Un des atouts américains est que Pékin est pour l’instant mal vu de ses voisins asiatiques ; ils préfèrent de loin une hégémonie américaine à une hégémonie chinoise, qui serait beaucoup plus brutale. C’est pourquoi, le PC chinois ne cesse de multiplier les déclarations de bonnes intentions envers tous les pays de la région, à commencer par le Japon, auquel sont ouvertes les portes des investissements en Chine du Sud.

L’aggravation des relations sino-américaines.

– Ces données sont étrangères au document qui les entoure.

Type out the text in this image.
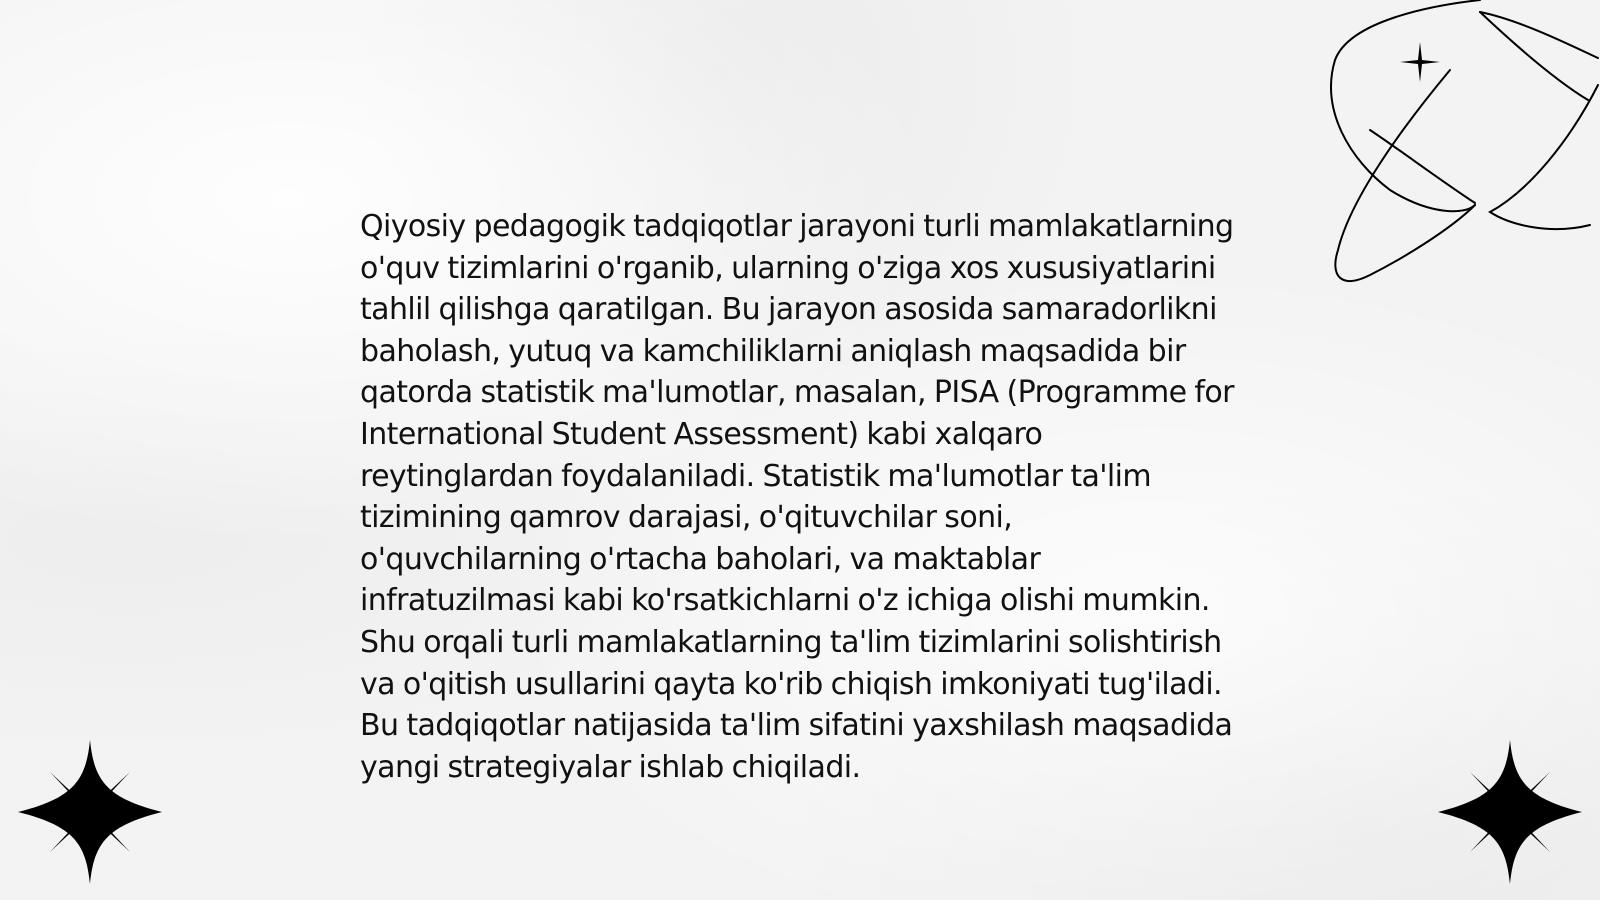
Qiyosiy pedagogik tadqiqotlar jarayoni turli mamlakatlarning o'quv tizimlarini o'rganib, ularning o'ziga xos xususiyatlarini tahlil qilishga qaratilgan. Bu jarayon asosida samaradorlikni baholash, yutuq va kamchiliklarni aniqlash maqsadida bir qatorda statistik ma'lumotlar, masalan, PISA (Programme for International Student Assessment) kabi xalqaro reytinglardan foydalaniladi. Statistik ma'lumotlar ta'lim tizimining qamrov darajasi, o'qituvchilar soni, o'quvchilarning o'rtacha baholari, va maktablar infratuzilmasi kabi ko'rsatkichlarni o'z ichiga olishi mumkin. Shu orqali turli mamlakatlarning ta'lim tizimlarini solishtirish va o'qitish usullarini qayta ko'rib chiqish imkoniyati tug'iladi. Bu tadqiqotlar natijasida ta'lim sifatini yaxshilash maqsadida yangi strategiyalar ishlab chiqiladi.
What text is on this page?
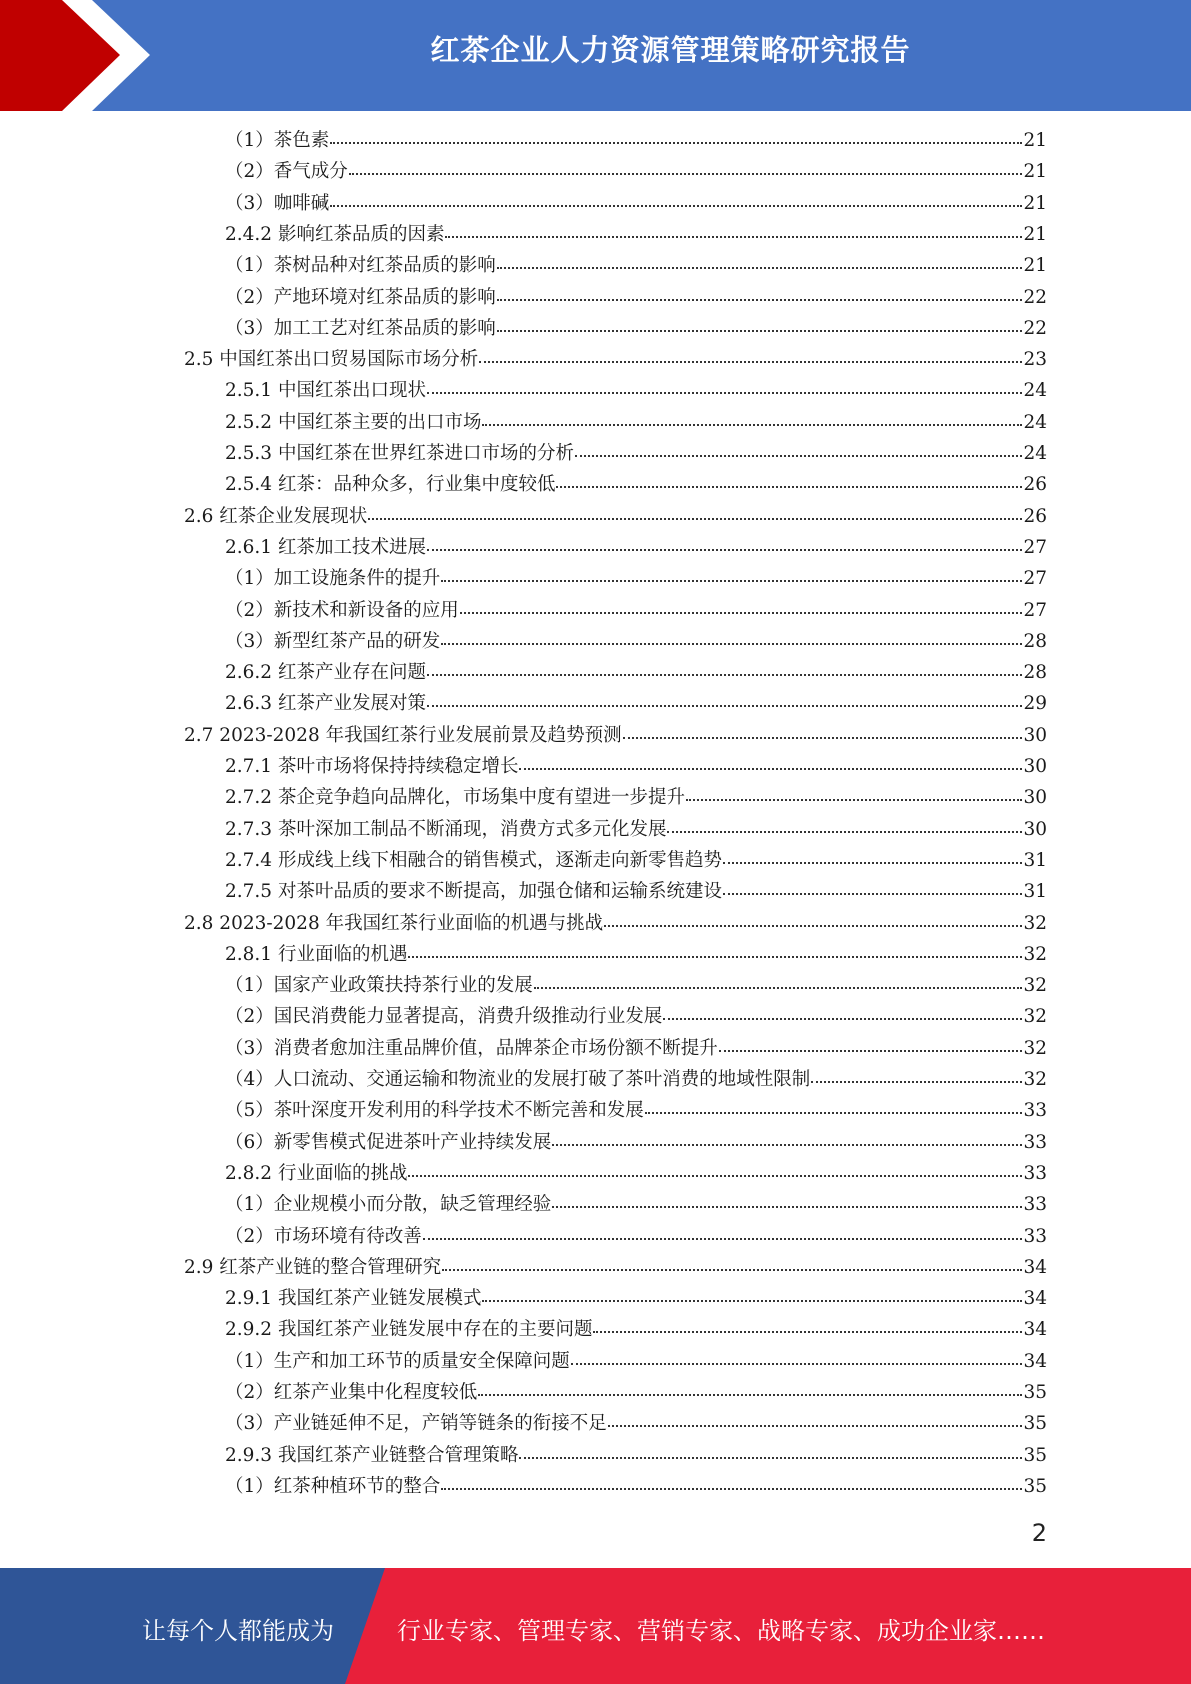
红茶企业人力资源管理策略研究报告
（1）茶色素	21
（2）香气成分	21
（3）咖啡碱	21
2.4.2 影响红茶品质的因素	21
（1）茶树品种对红茶品质的影响	21
（2）产地环境对红茶品质的影响	22
（3）加工工艺对红茶品质的影响	22
2.5 中国红茶出口贸易国际市场分析	23
2.5.1 中国红茶出口现状	24
2.5.2 中国红茶主要的出口市场	24
2.5.3 中国红茶在世界红茶进口市场的分析	24
2.5.4 红茶：品种众多，行业集中度较低	26
2.6 红茶企业发展现状	26
2.6.1 红茶加工技术进展	27
（1）加工设施条件的提升	27
（2）新技术和新设备的应用	27
（3）新型红茶产品的研发	28
2.6.2 红茶产业存在问题	28
2.6.3 红茶产业发展对策	29
2.7 2023-2028 年我国红茶行业发展前景及趋势预测	30
2.7.1 茶叶市场将保持持续稳定增长	30
2.7.2 茶企竞争趋向品牌化，市场集中度有望进一步提升	30
2.7.3 茶叶深加工制品不断涌现，消费方式多元化发展	30
2.7.4 形成线上线下相融合的销售模式，逐渐走向新零售趋势	31
2.7.5 对茶叶品质的要求不断提高，加强仓储和运输系统建设	31
2.8 2023-2028 年我国红茶行业面临的机遇与挑战	32
2.8.1 行业面临的机遇	32
（1）国家产业政策扶持茶行业的发展	32
（2）国民消费能力显著提高，消费升级推动行业发展	32
（3）消费者愈加注重品牌价值，品牌茶企市场份额不断提升	32
（4）人口流动、交通运输和物流业的发展打破了茶叶消费的地域性限制	32
（5）茶叶深度开发利用的科学技术不断完善和发展	33
（6）新零售模式促进茶叶产业持续发展	33
2.8.2 行业面临的挑战	33
（1）企业规模小而分散，缺乏管理经验	33
（2）市场环境有待改善	33
2.9 红茶产业链的整合管理研究	34
2.9.1 我国红茶产业链发展模式	34
2.9.2 我国红茶产业链发展中存在的主要问题	34
（1）生产和加工环节的质量安全保障问题	34
（2）红茶产业集中化程度较低	35
（3）产业链延伸不足，产销等链条的衔接不足	35
2.9.3 我国红茶产业链整合管理策略	35
（1）红茶种植环节的整合	35
2
让每个人都能成为	行业专家、管理专家、营销专家、战略专家、成功企业家……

Le litige le plus crucial et le plus dangereux porte sur la capacité chinoise à se doter de missiles nucléaires de longue portée. La Chine a procédé, depuis 1990, à un accroissement constant de ses performances spatiales à partir des fusées Longue Marche (inspirées de la technologie soviétique), capables de satelliser plusieurs tonnes. Cela veut tout simplement dire que la Chine teste aussi par là des vecteurs intercontinentaux ICBM, simples ou "mirvés" (2), capables d’atteindre les USA. La technique balistique militaire fait appel, en effet, aux mêmes ressources et connaissances que les programmes de satellisation.

Les relations sino-américaines se sont encore aggravées le 23 mars 2001 par la défection aux USA d’un officier supérieur, un colonel de l’Armée populaire de libération (APL). Pis encore : son épouse a trouvé refuge aux USA par l’entremise de l’ambassade américaine à Pékin, ce que les Chinois considèrent comme une humiliation et un "incident grave." Et quant à la visite de Qian Qichen, vice-premier ministre chinois, à la Maison-Blanche, le 22 mars, que nous évoquions plus haut, elle fut un échec notable, puisque les Chinois n’y ont pas obtenu la renonciation américaine à la vente à Taiwan d’un bouclier anti-missiles Aegis (3). Ce point était pourtant crucial pour Pékin. M. Bush et son secrétaire d’Etat, le "faucon" Colin Powel, grand artisan de la Guerre du Golfe, entendent appliquer à la lettre le Traité de protection de Taiwan signé en 1979 (4), alors que M. Clinton était prêt à négocier une éventuelle réunification en douceur, selon un "processus à la Hong-Kong".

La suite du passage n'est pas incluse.